Pour emporter sur le lieu de lavage le linge et les outils, la brouette, destinée au fumier, ne pouvait pas être utilisée. Alors on avait une brouette spéciale, sinon, on mettait tout dans le « panier de linge » que l’on portait au bras.
Le linge de couleur rougeâtre, pour être débarrassé du « lessi », était jeté à l’eau tout en étant retenu par une « corne » (coin). Il était retiré de l’eau. On le tordait sur lui-même en le battant sur la pierre avec le battoir. Rejeté à l’eau, on le retirait pour le savonner au savon de Marseille. Battu et rebattu, savonné particulièrement aux endroits des taches et frotté entre les mains ou à la brosse à chiendent pour les taches les plus rebelles, le linge était propre lorsque, étalé sur l’eau, il n’y avait plus aucune trace. Les draps étaient alors étendus sur l’herbe, les pièces plus petites étaient disposées sur le buisson le plus proche pour le séchage. Il n’était pas question d’argent entre les laveuses. Un bon café, composé à 90% de chicorée, terminait la journée. Quelques jours plus tard c’était dans une autre famille que la lessive se faisait.

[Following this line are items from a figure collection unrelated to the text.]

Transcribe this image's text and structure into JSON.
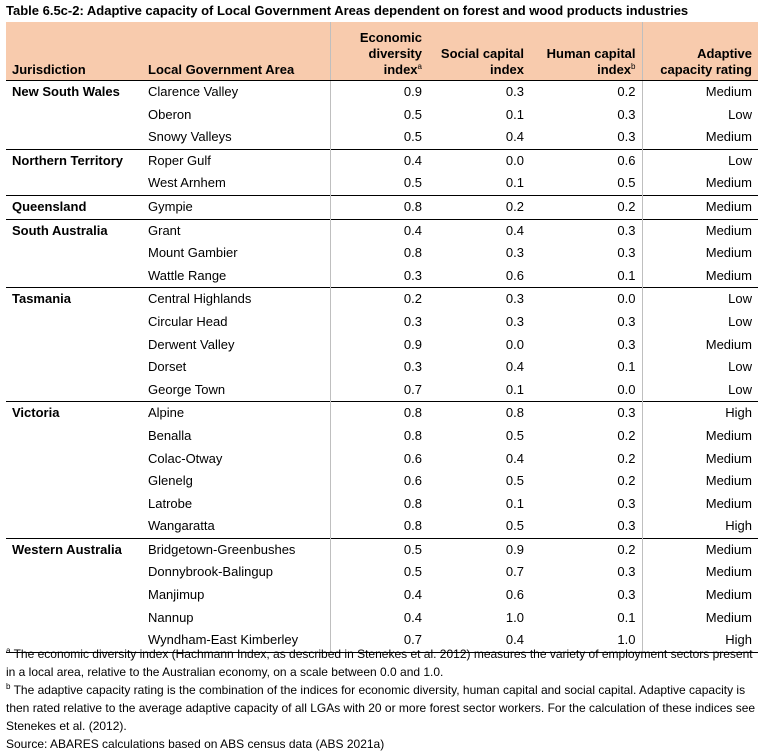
{
  "title": "Table 6.5c-2: Adaptive capacity of Local Government Areas dependent on forest and wood products industries",
  "table": {
    "columns": [
      {
        "text": "Jurisdiction"
      },
      {
        "text": "Local Government Area"
      },
      {
        "text": "Economic diversity index",
        "note": "a"
      },
      {
        "text": "Social capital index"
      },
      {
        "text": "Human capital index",
        "note": "b"
      },
      {
        "text": "Adaptive capacity rating"
      }
    ],
    "groups": [
      {
        "jurisdiction": "New South Wales",
        "rows": [
          [
            "Clarence Valley",
            "0.9",
            "0.3",
            "0.2",
            "Medium"
          ],
          [
            "Oberon",
            "0.5",
            "0.1",
            "0.3",
            "Low"
          ],
          [
            "Snowy Valleys",
            "0.5",
            "0.4",
            "0.3",
            "Medium"
          ]
        ]
      },
      {
        "jurisdiction": "Northern Territory",
        "rows": [
          [
            "Roper Gulf",
            "0.4",
            "0.0",
            "0.6",
            "Low"
          ],
          [
            "West Arnhem",
            "0.5",
            "0.1",
            "0.5",
            "Medium"
          ]
        ]
      },
      {
        "jurisdiction": "Queensland",
        "rows": [
          [
            "Gympie",
            "0.8",
            "0.2",
            "0.2",
            "Medium"
          ]
        ]
      },
      {
        "jurisdiction": "South Australia",
        "rows": [
          [
            "Grant",
            "0.4",
            "0.4",
            "0.3",
            "Medium"
          ],
          [
            "Mount Gambier",
            "0.8",
            "0.3",
            "0.3",
            "Medium"
          ],
          [
            "Wattle Range",
            "0.3",
            "0.6",
            "0.1",
            "Medium"
          ]
        ]
      },
      {
        "jurisdiction": "Tasmania",
        "rows": [
          [
            "Central Highlands",
            "0.2",
            "0.3",
            "0.0",
            "Low"
          ],
          [
            "Circular Head",
            "0.3",
            "0.3",
            "0.3",
            "Low"
          ],
          [
            "Derwent Valley",
            "0.9",
            "0.0",
            "0.3",
            "Medium"
          ],
          [
            "Dorset",
            "0.3",
            "0.4",
            "0.1",
            "Low"
          ],
          [
            "George Town",
            "0.7",
            "0.1",
            "0.0",
            "Low"
          ]
        ]
      },
      {
        "jurisdiction": "Victoria",
        "rows": [
          [
            "Alpine",
            "0.8",
            "0.8",
            "0.3",
            "High"
          ],
          [
            "Benalla",
            "0.8",
            "0.5",
            "0.2",
            "Medium"
          ],
          [
            "Colac-Otway",
            "0.6",
            "0.4",
            "0.2",
            "Medium"
          ],
          [
            "Glenelg",
            "0.6",
            "0.5",
            "0.2",
            "Medium"
          ],
          [
            "Latrobe",
            "0.8",
            "0.1",
            "0.3",
            "Medium"
          ],
          [
            "Wangaratta",
            "0.8",
            "0.5",
            "0.3",
            "High"
          ]
        ]
      },
      {
        "jurisdiction": "Western Australia",
        "rows": [
          [
            "Bridgetown-Greenbushes",
            "0.5",
            "0.9",
            "0.2",
            "Medium"
          ],
          [
            "Donnybrook-Balingup",
            "0.5",
            "0.7",
            "0.3",
            "Medium"
          ],
          [
            "Manjimup",
            "0.4",
            "0.6",
            "0.3",
            "Medium"
          ],
          [
            "Nannup",
            "0.4",
            "1.0",
            "0.1",
            "Medium"
          ],
          [
            "Wyndham-East Kimberley",
            "0.7",
            "0.4",
            "1.0",
            "High"
          ]
        ]
      }
    ]
  },
  "footnotes": [
    {
      "marker": "a",
      "text": "The economic diversity index (Hachmann Index, as described in Stenekes et al. 2012) measures the variety of employment sectors present in a local area, relative to the Australian economy, on a scale between 0.0 and 1.0."
    },
    {
      "marker": "b",
      "text": "The adaptive capacity rating is the combination of the indices for economic diversity, human capital and social capital. Adaptive capacity is then rated relative to the average adaptive capacity of all LGAs with 20 or more forest sector workers. For the calculation of these indices see Stenekes et al. (2012)."
    }
  ],
  "source": "Source: ABARES calculations based on ABS census data (ABS 2021a)"
}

Il y avait deux lessives, une au printemps et l’autre à l’automne. Le linge que l’on portait n’était pas « cuit » dans le bujadaille, il n’aurait pas résisté au traitement. On le savonnait et on le faisait tremper une journée ou plus. Il était ensuite lavé à la rivière au « ri » ou près du puits. Cette petite lessive se faisait au fur et à mesure des besoins.
Cette bujade était une bonne occasion pour connaître les derniers « portements » (nouvelles, ragots etc.). Le travail était dur mais il n’était pas plus dur que les autres travaux de la ferme. Pourquoi les femmes qui ont eu le plaisir de se réunir aux lavoirs regrettent-elles ce temps-là ? C’est un secret de femme…
2ème méthode
Le bujadaille était placé près du puits. Il était en bois très épais. Il avait un diamètre d’environ 2m pour une hauteur d’environ 1m. Il avait une vidange que l’on obturait avec un morceau de bois taillé. Dans le fond, on plaçait un sac de cendre qui faisait pratiquement la surface du bujadaille sur une épaisseur de plusieurs centimètres. Cinq familles apportaient son linge à laver. Le linge (drap, taies d’oreiller, torchons, mouchoirs, serviettes de toilette etc.) de ces cinq familles était disposé dans ce cuvier. L’on versait sur ce linge de l’eau très chaude, que l’on avait fait chauffer dans la marmite à cochon. Les femmes, guère plus hautes que le cuvier, armées chacune d’un pilon qui était aussi grand qu’elles foulaient avec énergie le linge. Elles foulaient jusqu’à ce que la crasse soit ressortie. On vidangeait alors le cuvier dans la trasse à bujadaille, qui avait un volume en rapport avec le bujadaille. Une partie de cette eau était transférée dans un plus petit bujadaille. Dans ce dernier, on mettait à tremper le linge de corps. Quant au grand bujadaille, on le remplissait à nouveau avec de l’eau claire et quatre à cinq laveuses foulaient, foulaient et foulaient encore. L’eau était vidée, remplacée. Le linge était foulé et cela durait jusqu’à ce que l’eau soit claire. Le linge était alors étendu sur l’herbe du pré, le spectacle était, paraît-il, magnifique. La femme qui avait le plus de travail était celle qui était à la pompe du puits. Mais le plus souvent, il fallait remonter le seau en tournant la manivelle à la main ! Le travail achevé, les laveuses s’offraient un bon « casse-croûte » qu’elles avaient bien mérité.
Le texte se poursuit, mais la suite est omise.